At some time, we are all patients, and will want to know about the potential benefits and harms of our health care. In serious and life-threatening trauma, few of us will want to, or be in position to do this, and many decisions are made by the most experienced healthcare professional quickly and appropriately. However, in situations where there is uncertainty about the benefits or harms of certain treatments, decision making is very different. Some people have high levels of trust in their health practitioners and follow their recommendations without question. Others recognise that there are times when the evidence is conflicted. This often occurs in chronic conditions such as asthma, diabetes, arthritis, where there are similar treatments that have different risk-benefit profiles. In these cases, our values and lifestyles will influence treatment preferences.
The UK government used the “no decision about me without me” slogan to respond to consultation about the White paper; “Equity and excellence: Liberating the NHS”. More specifically, concepts of shared decision making were recommended as a way to include patients in their own decision making. However, there seems to be a gap between this idealist rhetoric and reality. I attended a Management in Medicine seminar last week which began with a clarification that:
Shared decision making means that decisions about care are made by the clinician and patient together, based on the best available evidence and taking into consideration the patient’s needs, preferences and values. Embedding shared decision making into routine practice requires clinical leadership and a supportive organisational culture.

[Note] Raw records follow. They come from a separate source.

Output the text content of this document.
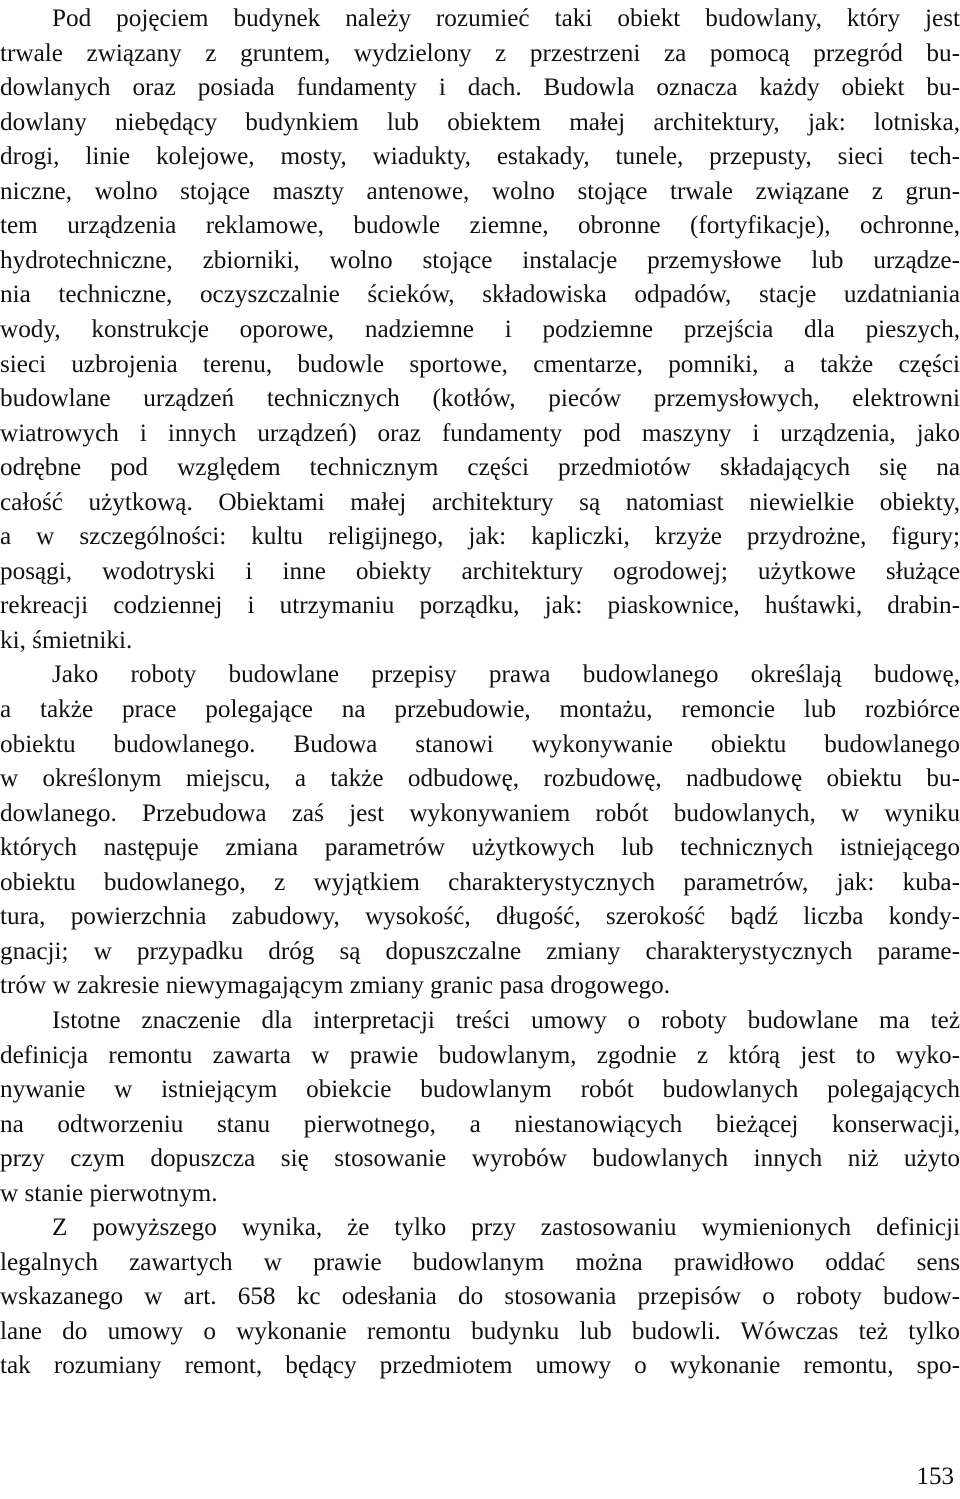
Pod pojęciem budynek należy rozumieć taki obiekt budowlany, który jest
trwale związany z gruntem, wydzielony z przestrzeni za pomocą przegród bu-
dowlanych oraz posiada fundamenty i dach. Budowla oznacza każdy obiekt bu-
dowlany niebędący budynkiem lub obiektem małej architektury, jak: lotniska,
drogi, linie kolejowe, mosty, wiadukty, estakady, tunele, przepusty, sieci tech-
niczne, wolno stojące maszty antenowe, wolno stojące trwale związane z grun-
tem urządzenia reklamowe, budowle ziemne, obronne (fortyfikacje), ochronne,
hydrotechniczne, zbiorniki, wolno stojące instalacje przemysłowe lub urządze-
nia techniczne, oczyszczalnie ścieków, składowiska odpadów, stacje uzdatniania
wody, konstrukcje oporowe, nadziemne i podziemne przejścia dla pieszych,
sieci uzbrojenia terenu, budowle sportowe, cmentarze, pomniki, a także części
budowlane urządzeń technicznych (kotłów, pieców przemysłowych, elektrowni
wiatrowych i innych urządzeń) oraz fundamenty pod maszyny i urządzenia, jako
odrębne pod względem technicznym części przedmiotów składających się na
całość użytkową. Obiektami małej architektury są natomiast niewielkie obiekty,
a w szczególności: kultu religijnego, jak: kapliczki, krzyże przydrożne, figury;
posągi, wodotryski i inne obiekty architektury ogrodowej; użytkowe służące
rekreacji codziennej i utrzymaniu porządku, jak: piaskownice, huśtawki, drabin-
ki, śmietniki.
Jako roboty budowlane przepisy prawa budowlanego określają budowę,
a także prace polegające na przebudowie, montażu, remoncie lub rozbiórce
obiektu budowlanego. Budowa stanowi wykonywanie obiektu budowlanego
w określonym miejscu, a także odbudowę, rozbudowę, nadbudowę obiektu bu-
dowlanego. Przebudowa zaś jest wykonywaniem robót budowlanych, w wyniku
których następuje zmiana parametrów użytkowych lub technicznych istniejącego
obiektu budowlanego, z wyjątkiem charakterystycznych parametrów, jak: kuba-
tura, powierzchnia zabudowy, wysokość, długość, szerokość bądź liczba kondy-
gnacji; w przypadku dróg są dopuszczalne zmiany charakterystycznych parame-
trów w zakresie niewymagającym zmiany granic pasa drogowego.
Istotne znaczenie dla interpretacji treści umowy o roboty budowlane ma też
definicja remontu zawarta w prawie budowlanym, zgodnie z którą jest to wyko-
nywanie w istniejącym obiekcie budowlanym robót budowlanych polegających
na odtworzeniu stanu pierwotnego, a niestanowiących bieżącej konserwacji,
przy czym dopuszcza się stosowanie wyrobów budowlanych innych niż użyto
w stanie pierwotnym.
Z powyższego wynika, że tylko przy zastosowaniu wymienionych definicji
legalnych zawartych w prawie budowlanym można prawidłowo oddać sens
wskazanego w art. 658 kc odesłania do stosowania przepisów o roboty budow-
lane do umowy o wykonanie remontu budynku lub budowli. Wówczas też tylko
tak rozumiany remont, będący przedmiotem umowy o wykonanie remontu, spo-
153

However, we quickly learned about the inherent challenges. To make informed decisions, patients need information. Yet, patients often do not remember key facts about their medication or treatment. Further, the most important concerns for healthcare professionals are not the same as patients’ most important concerns. Professor Michael Barry summarised that diagnosing disease is not the same as diagnosing what people want. He argued for ways to reduce the avoidable ignorance of patients, and highlighted the evidence that patient decision aids can increase patients’ knowledge and engagement in decision making.
Professor Martin Haerter reported on the emphasis in German medical schools in training doctors in communication skills required for implementing shared decision making. Even with a cultural attitude change, he described how it can be difficult for doctors to both understand and share with patients, information about treatment risks. Finally, Professor Trudy van der Weijden described some practical solutions, in the form of using individual patient care plans, which incorporate setting goals and include appropriate self-management options. She addressed problems of understanding clinical guidelines for both patients and doctors, and suggested a simple shared summary.
During the discussion, I reflected on the challenges in our current health system. For the average 7 minute GP consultation, where they are being paid to reach certain treatment outcomes, there is often little time to truly share information and decision making. Further, when clinical guidelines become standards of care, there is limited scope for individual variation based on individual preferences. Finally, even with the plethora of healthcare information available on the internet, it is difficult to devise a trip advisor type system to evaluate the quality of both information and healthcare provision. It is genuinely difficult to compare making a decision about whether to have a knee replacement with that of buying a washing machine!